L’Afrique est le continent le plus jeune. Les TIC peuvent-elle représenter un vecteur de prise en compte des aspirations de cette jeunesse ?

Absolument, il est facilement constatable aujourd’hui que les nouvelles générations savent manipuler cette technologie avant même de savoir écrire. Elles sont parfaitement intégrées dans leur cerveau, par la suite une certaine partie de la jeunesse développera une expertise en la matière. Ce qui veut dire que quelque part et c’est réconfortant, nous n’avons rien à envier aux pays développés. Nous sommes capables, de faire autant qu’eux sinon davantage et cette jeunesse est un grand atout pour l’Afrique. Vu qu’au même moment beaucoup de pays européens vont commencer à manquer de bras et de cerveaux. A ce moment, ces Etats auront besoin de nous pour continuer à avancer.

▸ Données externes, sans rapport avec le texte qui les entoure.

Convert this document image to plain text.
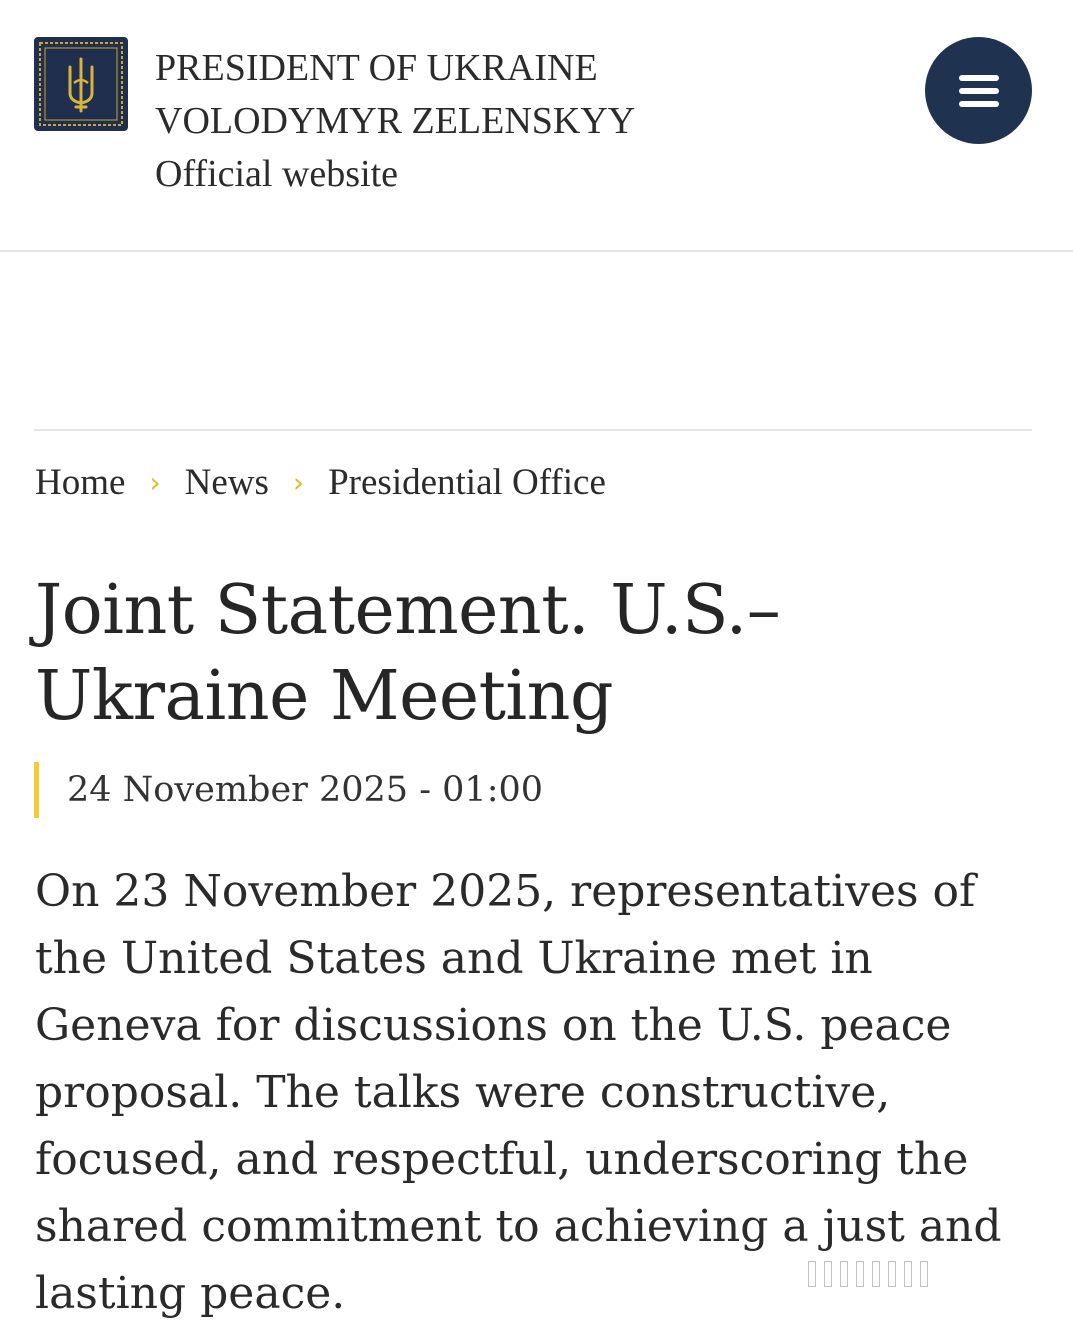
PRESIDENT OF UKRAINE
VOLODYMYR ZELENSKYY
Official website
Home › News › Presidential Office
Joint Statement. U.S.–Ukraine Meeting
24 November 2025 - 01:00

On 23 November 2025, representatives of the United States and Ukraine met in Geneva for discussions on the U.S. peace proposal. The talks were constructive, focused, and respectful, underscoring the shared commitment to achieving a just and lasting peace.
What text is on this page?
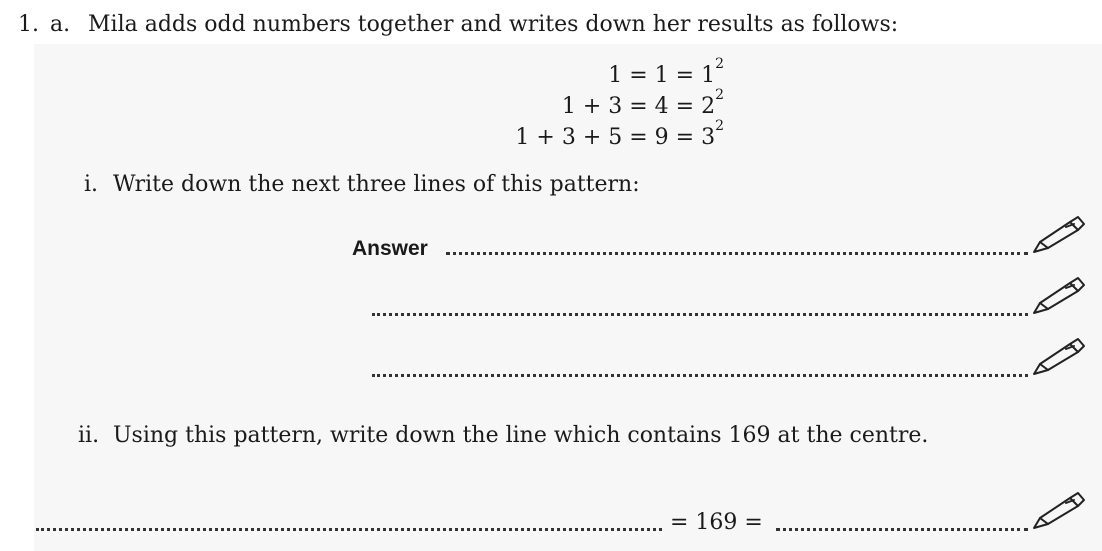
1. a. Mila adds odd numbers together and writes down her results as follows:
$1 = 1 = 1^2$
$1 + 3 = 4 = 2^2$
$1 + 3 + 5 = 9 = 3^2$
i. Write down the next three lines of this pattern:
Answer
ii. Using this pattern, write down the line which contains 169 at the centre.
= 169 =
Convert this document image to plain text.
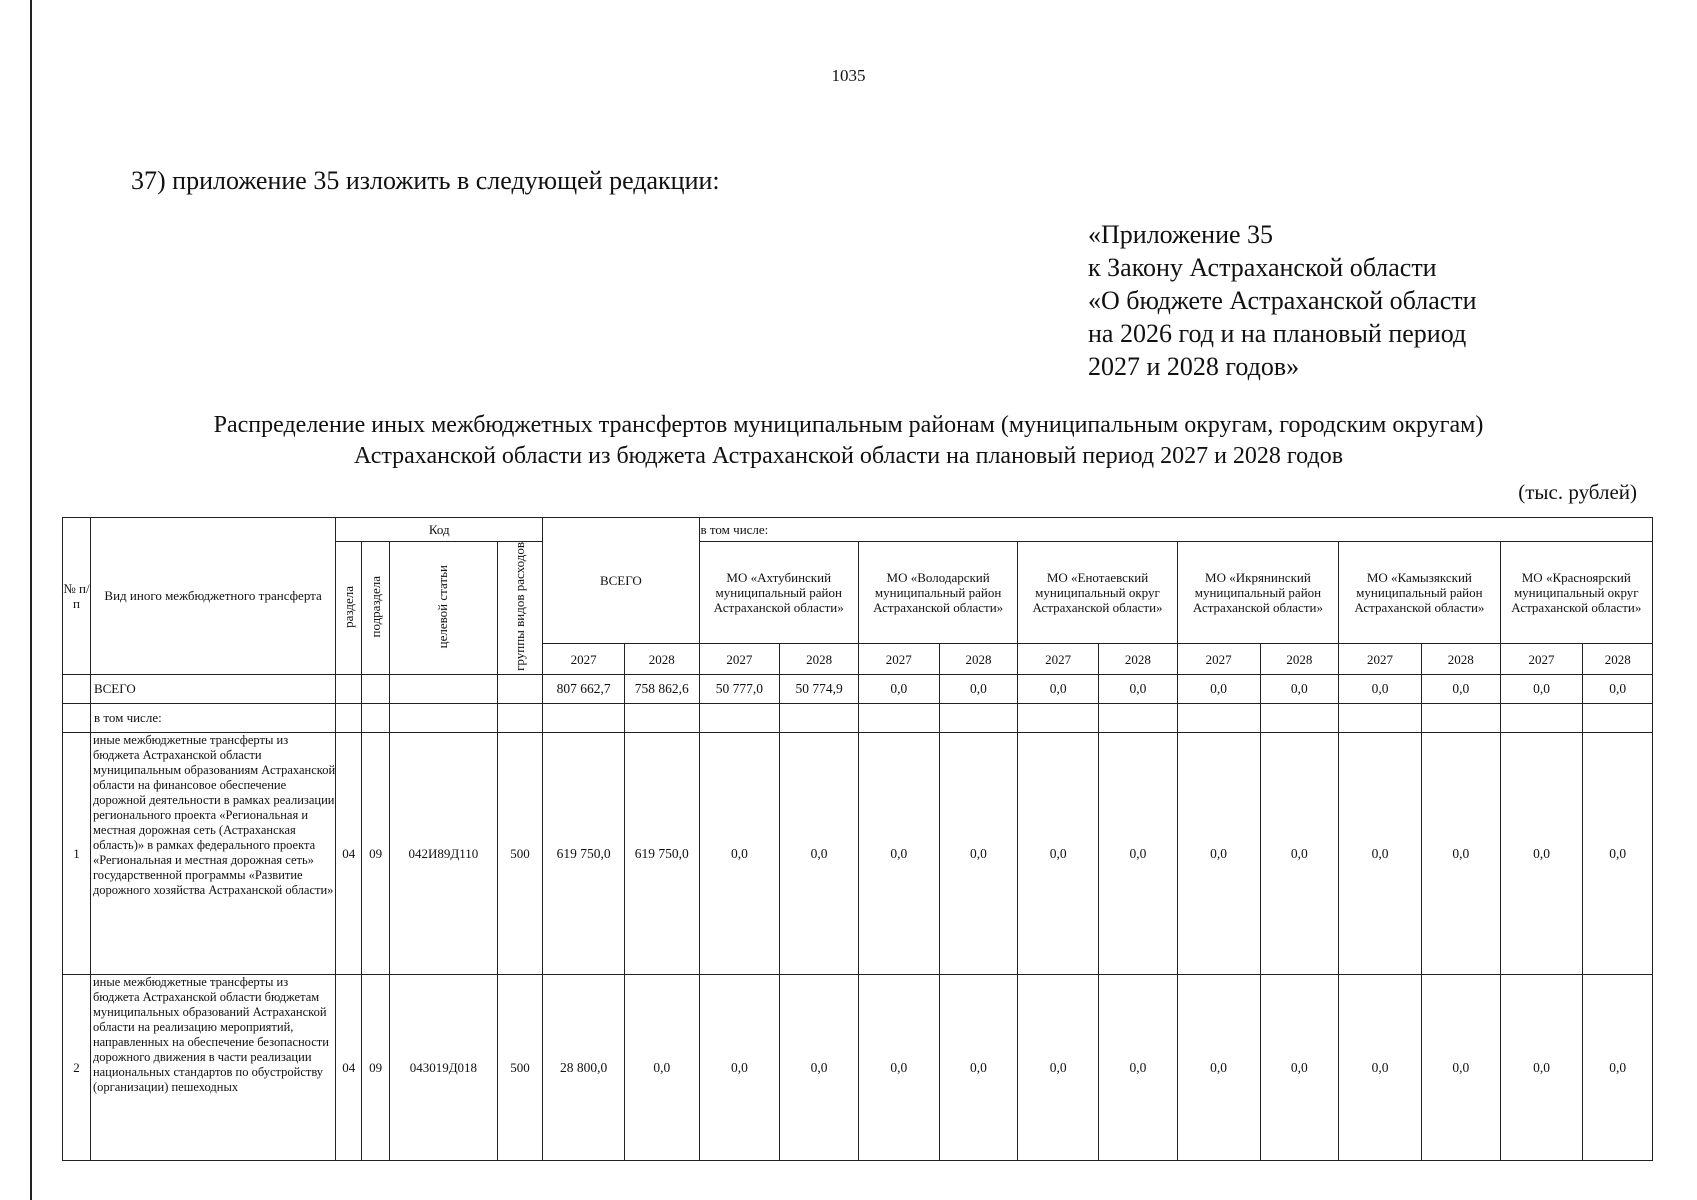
1035
37) приложение 35 изложить в следующей редакции:
«Приложение 35
к Закону Астраханской области
«О бюджете Астраханской области
на 2026 год и на плановый период
2027 и 2028 годов»
Распределение иных межбюджетных трансфертов муниципальным районам (муниципальным округам, городским округам)
Астраханской области из бюджета Астраханской области на плановый период 2027 и 2028 годов
(тыс. рублей)
№ п/п	Вид иного межбюджетного трансферта	Код				ВСЕГО		в том числе:											
		раздела	подраздела	целевой статьи	группы видов расходов			МО «Ахтубинский муниципальный район Астраханской области»		МО «Володарский муниципальный район Астраханской области»		МО «Енотаевский муниципальный округ Астраханской области»		МО «Икрянинский муниципальный район Астраханской области»		МО «Камызякский муниципальный район Астраханской области»		МО «Красноярский муниципальный округ Астраханской области»	
						2027	2028	2027	2028	2027	2028	2027	2028	2027	2028	2027	2028	2027	2028
	ВСЕГО					807 662,7	758 862,6	50 777,0	50 774,9	0,0	0,0	0,0	0,0	0,0	0,0	0,0	0,0	0,0	0,0
	в том числе:																		
1	иные межбюджетные трансферты из бюджета Астраханской области муниципальным образованиям Астраханской области на финансовое обеспечение дорожной деятельности в рамках реализации регионального проекта «Региональная и местная дорожная сеть (Астраханская область)» в рамках федерального проекта «Региональная и местная дорожная сеть» государственной программы «Развитие дорожного хозяйства Астраханской области»	04	09	042И89Д110	500	619 750,0	619 750,0	0,0	0,0	0,0	0,0	0,0	0,0	0,0	0,0	0,0	0,0	0,0	0,0
2	иные межбюджетные трансферты из бюджета Астраханской области бюджетам муниципальных образований Астраханской области на реализацию мероприятий, направленных на обеспечение безопасности дорожного движения в части реализации национальных стандартов по обустройству (организации) пешеходных	04	09	043019Д018	500	28 800,0	0,0	0,0	0,0	0,0	0,0	0,0	0,0	0,0	0,0	0,0	0,0	0,0	0,0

Faut-il croire aux vertus de l’e-démocratie pour notre continent ?

La démocratie est indispensable, c’est un instrument indispensable. Sans démocratie, il me paraît difficile de réaliser tous nos objectifs de développement ou pour que l’Afrique s’émancipe. Vous savez, les régimes dictatoriaux voire même féodaux, qui existent encore ne peuvent pas mener le continent très loin. Nous ne sommes pas non plus isolés, nous faisons partie d’un ensemble planétaire et il y’a des relations avec le reste du monde qui nous empêchent de nous renfermer sur nous-mêmes autour de valeurs qui ont existé autrefois. Des idées qui représentaient peut-être des avancées lors de leur apparition, mais qui ne le sont plus aujourd’hui. La plupart des nations ont connu des changements de systèmes d’organisation à travers leur histoire. Ils sont passé de royaumes, à empires, puis ont laissés place à l’industrialisation. Des phases charnières qui ont été parfois douloureuses, mais qui ont permis à ces pays d’aller de l’avant. La France a par exemple, connu après la révolution, la terreur, deux restaurations, deux empires et une phase de trouble interne, avant de donner lieu à une République. Nous devons nous aussi avancer, sachant que nous avons plus de chances que ces pays. Vu que nous bénéficions de leurs expériences, nous savons quelles erreurs éviter. Malheureusement, rien n’est fait en ce sens. Ce qui veut dire que nous dilapidons le temps et que nous faisons du surplace. Il est nécessaire de donner de la qualité à nos démocraties.

Pour finir, quels sont vos vœux (ou éventuelles résolutions) pour l’année 2017 ?

Pour l’année à venir, les gens devraient prendre de plus en plus conscience que personne d’autre ne viendra construire notre avenir pour nous. Ceux qui viennent en Afrique, le font pour eux-mêmes. Ils prennent ce que nous avons de bien et nous laissent ce que nous avons de mal. J’espère que 2017 sera une année, qui connaitra une prise de conscience des réalités de ce monde et notamment ceux de l’Afrique et qu’elle verra effectivement apparaître une nouvelle génération de politiques. Des gens qui devront résonner différemment et prendre des mesures concrètes pour aller de l’avant.